Recently, the Chief Minister of Telangana said India needs a new Constitution, as, according to him, governments at the Centre over the years have been suppressing the powers of the States. Being a citizen and a constitutional head of state, he was not wrong in exercising his fundamental right to express his views freely. Nor was what he said wrong: Central governments have indeed been suppressing the powers of the States in various ways. The Supreme Court, in judgments such as S.R. Bommai v. Union of India (1994) and Govt. Of NCT of Delhi v. Union of India (2018), has castigated governments at the Centre for this.
But the question is, can the people of India give themselves a new Constitution? Noted jurist Fali S. Nariman, in a lecture titled ‘The Silences in Our Constitutional Law’, delivered in 2005, rightly said, “We will never be able to piece together a new Constitution in the present day and age even if we tried: because innovative ideas — however brilliant, howsoever beautifully expressed in consultation papers and reports of commissions — cannot give us a better Constitution. In Constitution-making there are other forces that cannot and must never be ignored — the spirit of persuasion, of accommodation and of tolerance — all three are at a very low ebb today”. We can add a few more forces which cannot be ignored today, such as casteism, nepotism and corruption.
Nation first
This article highlights a few events that took place while India’s Constitution was drafted to argue how these events may never take place in the present scenario. The first is the appointment of B.R. Ambedkar as chairman of the Drafting Committee. Granville Austin, in his book The Indian Constitution: Cornerstone of a Nation, wrote that Ambedkar was originally elected to the Assembly as a member from Bengal, but lost his seat during Partition. He was subsequently elected from the Bombay Presidency at the behest of the Congress high command. This shows that the biggest party then had an accommodative spirit, which seems lacking today. Ambedkar was fighting to ensure rights for the depressed classes and, in his own words, he came to the Assembly to “safeguard the interests of the Scheduled Castes”. But he was trusted for his passion and talent and elected chairman of the Drafting Committee by the Constituent Assembly, which was dominated by the Congress. The result is the Constitution we see today, which safeguards the rights of majority and minority communities. Today, when caste and nepotism play a pivotal role in electing even a ward member, consensus over a new Constitution would be impossible.
It took two years, 11 months and 18 days to draft the present Constitution. During this period, the members read the constitutions of other nations, consulted constitutional experts, drafted the Constitution, debated it, redrafted it and approved it. During Constituent Assembly debates, if five minutes were wasted one day, the House would assemble five minutes earlier the next day and sit until night to complete pending work. This showed value for time, and value for work done for the nation. Now, all we see is ruckus and noise in Parliament, with little debate or discussion taking place on Bills. During Constituent Assembly debates, dissenters and hard-core critics were tolerated and their suggestions, if found apt, were accommodated. If their suggestions were not found apt, there would be a healthy debate. Now, Bills are passed without allowing Opposition members to express their views completely, let alone accommodating their suggestions.
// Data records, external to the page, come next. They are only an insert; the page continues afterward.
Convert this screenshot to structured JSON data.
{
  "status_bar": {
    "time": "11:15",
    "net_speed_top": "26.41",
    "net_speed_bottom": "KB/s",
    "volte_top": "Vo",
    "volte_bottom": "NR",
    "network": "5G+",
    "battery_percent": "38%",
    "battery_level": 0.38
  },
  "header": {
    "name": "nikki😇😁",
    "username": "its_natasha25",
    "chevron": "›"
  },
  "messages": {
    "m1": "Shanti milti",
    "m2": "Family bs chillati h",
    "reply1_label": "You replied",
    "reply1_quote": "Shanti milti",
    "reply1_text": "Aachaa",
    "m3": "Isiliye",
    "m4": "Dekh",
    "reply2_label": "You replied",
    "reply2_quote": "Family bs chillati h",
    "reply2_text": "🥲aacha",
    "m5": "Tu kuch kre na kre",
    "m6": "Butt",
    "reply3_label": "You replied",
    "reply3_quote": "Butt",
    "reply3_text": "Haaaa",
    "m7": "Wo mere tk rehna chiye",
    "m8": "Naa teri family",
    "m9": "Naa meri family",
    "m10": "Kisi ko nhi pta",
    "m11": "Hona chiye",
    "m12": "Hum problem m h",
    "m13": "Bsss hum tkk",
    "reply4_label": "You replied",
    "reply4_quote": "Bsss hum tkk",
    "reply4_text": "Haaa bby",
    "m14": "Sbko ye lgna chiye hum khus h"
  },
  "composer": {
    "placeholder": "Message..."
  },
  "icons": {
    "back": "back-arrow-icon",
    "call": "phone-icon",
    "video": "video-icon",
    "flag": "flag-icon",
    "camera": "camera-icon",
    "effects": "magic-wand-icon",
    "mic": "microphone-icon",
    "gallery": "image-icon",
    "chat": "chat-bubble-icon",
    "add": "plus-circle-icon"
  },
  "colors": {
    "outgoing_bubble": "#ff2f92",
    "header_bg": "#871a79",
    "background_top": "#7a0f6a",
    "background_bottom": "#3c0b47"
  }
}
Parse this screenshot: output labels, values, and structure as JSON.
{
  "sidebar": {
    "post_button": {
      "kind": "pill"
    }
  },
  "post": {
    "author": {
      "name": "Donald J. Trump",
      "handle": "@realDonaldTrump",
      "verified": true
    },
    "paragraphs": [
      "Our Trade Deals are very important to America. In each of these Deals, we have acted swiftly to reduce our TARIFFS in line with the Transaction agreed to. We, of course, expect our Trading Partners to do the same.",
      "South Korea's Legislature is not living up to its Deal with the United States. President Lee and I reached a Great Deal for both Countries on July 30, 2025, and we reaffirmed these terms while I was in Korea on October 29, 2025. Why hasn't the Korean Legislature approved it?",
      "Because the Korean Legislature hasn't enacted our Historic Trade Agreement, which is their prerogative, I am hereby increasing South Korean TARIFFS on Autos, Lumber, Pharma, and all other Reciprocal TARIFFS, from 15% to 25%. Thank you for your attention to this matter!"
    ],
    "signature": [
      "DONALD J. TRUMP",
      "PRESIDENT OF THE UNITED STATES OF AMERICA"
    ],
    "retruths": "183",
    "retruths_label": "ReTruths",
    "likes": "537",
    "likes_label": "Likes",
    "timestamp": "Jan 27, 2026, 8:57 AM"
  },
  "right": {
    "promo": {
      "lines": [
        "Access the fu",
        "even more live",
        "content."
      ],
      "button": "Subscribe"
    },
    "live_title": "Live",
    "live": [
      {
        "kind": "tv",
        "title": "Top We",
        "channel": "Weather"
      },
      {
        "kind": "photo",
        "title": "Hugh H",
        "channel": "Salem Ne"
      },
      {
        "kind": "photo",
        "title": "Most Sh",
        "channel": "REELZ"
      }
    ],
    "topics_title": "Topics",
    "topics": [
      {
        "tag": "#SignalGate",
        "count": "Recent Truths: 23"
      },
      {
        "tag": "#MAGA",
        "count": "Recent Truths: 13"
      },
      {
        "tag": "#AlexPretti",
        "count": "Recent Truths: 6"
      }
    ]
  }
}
Third, the members of the Constituent Assembly emerged from the clutches of colonial rule. They knew the sufferings that they and the nation had undergone under foreign rule and were determined to frame a Constitution, and spelled out fundamental rights, which allow every individual a right to live their life with liberty and dignity and challenge the state’s arbitrary decisions before an independent judiciary. Today’s leaders seem to lack that spirit. Members of the Constituent Assembly chose the nation first; today’s leaders tend to choose their party first.
Fourth, the Constitution states that India is a “Sovereign Socialist Secular Democratic Republic”. It protects the rights of every section of society. On the other hand, today’s leaders give priority to particular ideologies and castes. Given this, drafting a new Constitution will be a chaotic exercise and will shut the voices of some sections, especially the vulnerable.
Fifth, and most importantly, an unelected body was trusted by the Constitution framers to declare the law. The purpose behind choosing an unelected body was that, by its nature of being not answerable to anyone except the Constitution, the judiciary can adjudicate disputes in an independent, free, fair and impartial manner. Today, leaders may choose to become judges as well as rulers. For instance, through the Constitution (Thirty-Second Amendment) Act, 1973, a proviso to clause 5 of Article 371D was inserted which gave power to the Andhra Pradesh government to modify or annul any order passed by the Administrative Tribunal, constituted to deal with service matters in which the government is a party. This Tribunal replaced the High Court. When the government is party to the litigation and when the Tribunal is exercising the powers of the High Court, how can the government be given power to override the decisions of the Tribunal? Fortunately, the Supreme Court declared this proviso as unconstitutional in P. Sambamurthy v. State of A.P. (1986). There are other such examples.
A strong Centre
Before independence, India comprised over 550 princely States, suffered from the problems created by Partition and faced a looming economic crisis. Thus, the Constituent Assembly’s members tilted towards a strong Centre with a blend of cooperative federalism. It is true that the governments at the Centre abuse their powers to cripple Opposition-ruled States, but that does not call for creating a new Constitution. It calls for seeking mandate from the people to elect regional parties in general elections so that States can have dominance in the Union, besides approaching the Supreme Court under Article 131 whenever the need arises to resolve conflicts between the Centre and State.
The Chief Minister should remember that if he could become the Chief Minister of Telangana, it is only because of the present Constitution, as despite the Assembly of united Andhra Pradesh rejecting the resolution in 2013 to bifurcate Andhra Pradesh, it was Parliament, which by exercising powers conferred under Article 3 of the Constitution, carved out the two States.